These past few days were bubbling over with social stimulation of the very best kind. Thanks to Tami and The Abundance Foundation, Bob and I found ourselves involved in a series of activities designed to get our activist juices flowing. On Wednesday we joined Tami, Lyle and four guests for dinner at their kitchen table. We went to The Barn at Fearrington Village Thursday evening for a salon style discussion of global and local perspectives on climate change adaptation. Friday featured a full day of impassioned speakers at the second annual Farming Adaptation Conference.
Dinner on Wednesday was the perfect kick off for this triptych of events. I was humbled to find myself at the dinner table with Michiel Doorn of Ecoawarness and Albert Bates, founder of Global Ecovillage Network and long time resident of The Farm in Tennessee. Albert, Michiel and Lyle would be joining Liane Salgado on Thursday’s discussion panel and Albert was here as the keynote speaker for the conference.
There wasn’t much small talk that evening. We dined on beans, rice and stewed squirrel (Bob and I passed on this) while chewing on a wide range of forward thinking topics. Albert treated us to a hair raising story about a Colombian death squad which gave us nightmares. Bob and I told our tale about the Coke Boat that beached on Little Corn Island during a storm and sparked a gold rush, turning the island culture overnight from tranquilo to bandito.
I’m tempted to describe the past three days as a Progressive Love Fest but the salon and conference drew people from all walks of life; from young activists to old farmers, from legislators to entrepreneurs. It was a multi-hued crowd, a rainbow of political perspectives and professional credentials. A diverse group focused on planning a sustainable future for mankind. I know that sounds kind of grand but it’s true. The adaptation strategies we explore in our region will be of use globally as climate change descends upon all of us. The political steps required to shift our culture from consumer to survivor are a path all communities must navigate.
Albert stoked our fires with his presentation. He showed how they keylined their fields at The Farm, adding a slurry of biochar and compost tea to rebuild topsoil. His gentle enthusiasm was reassuring and inspiring. Wow!” I thought, “For once here’s something we can add to the earth.” Linda Booker held an intimate discussion about industrial hemp which also brightened up my day. Again, here was a natural path towards restoration.

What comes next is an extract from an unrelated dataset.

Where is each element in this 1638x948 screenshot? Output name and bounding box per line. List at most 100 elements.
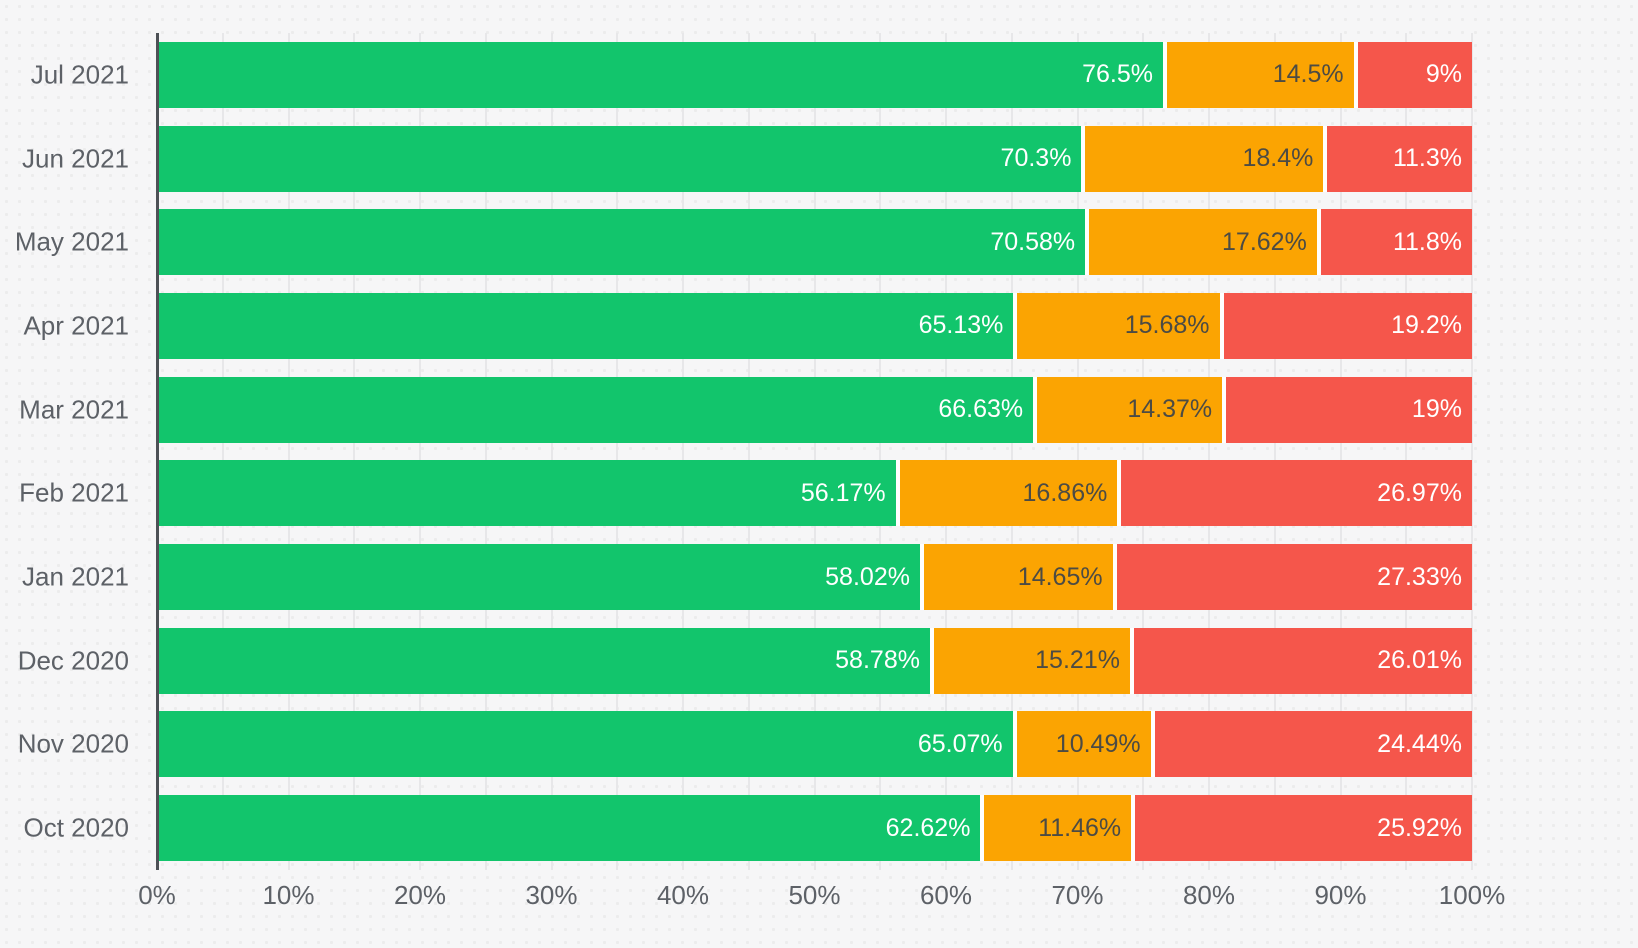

February is typically a month of malaise. The landscape is dead. The novelty of winter has worn off and Spring is too slow in coming to our rescue. There is much work to be done, yet this is the time of year we tend to poke along listlessly. The conversations and presentations we enjoyed over the past three days really brightened up our month. Thank you Tami, Jenny, Charlotte and Laurel for putting these events together and adding a splash of hope to an otherwise drab and listless time of year.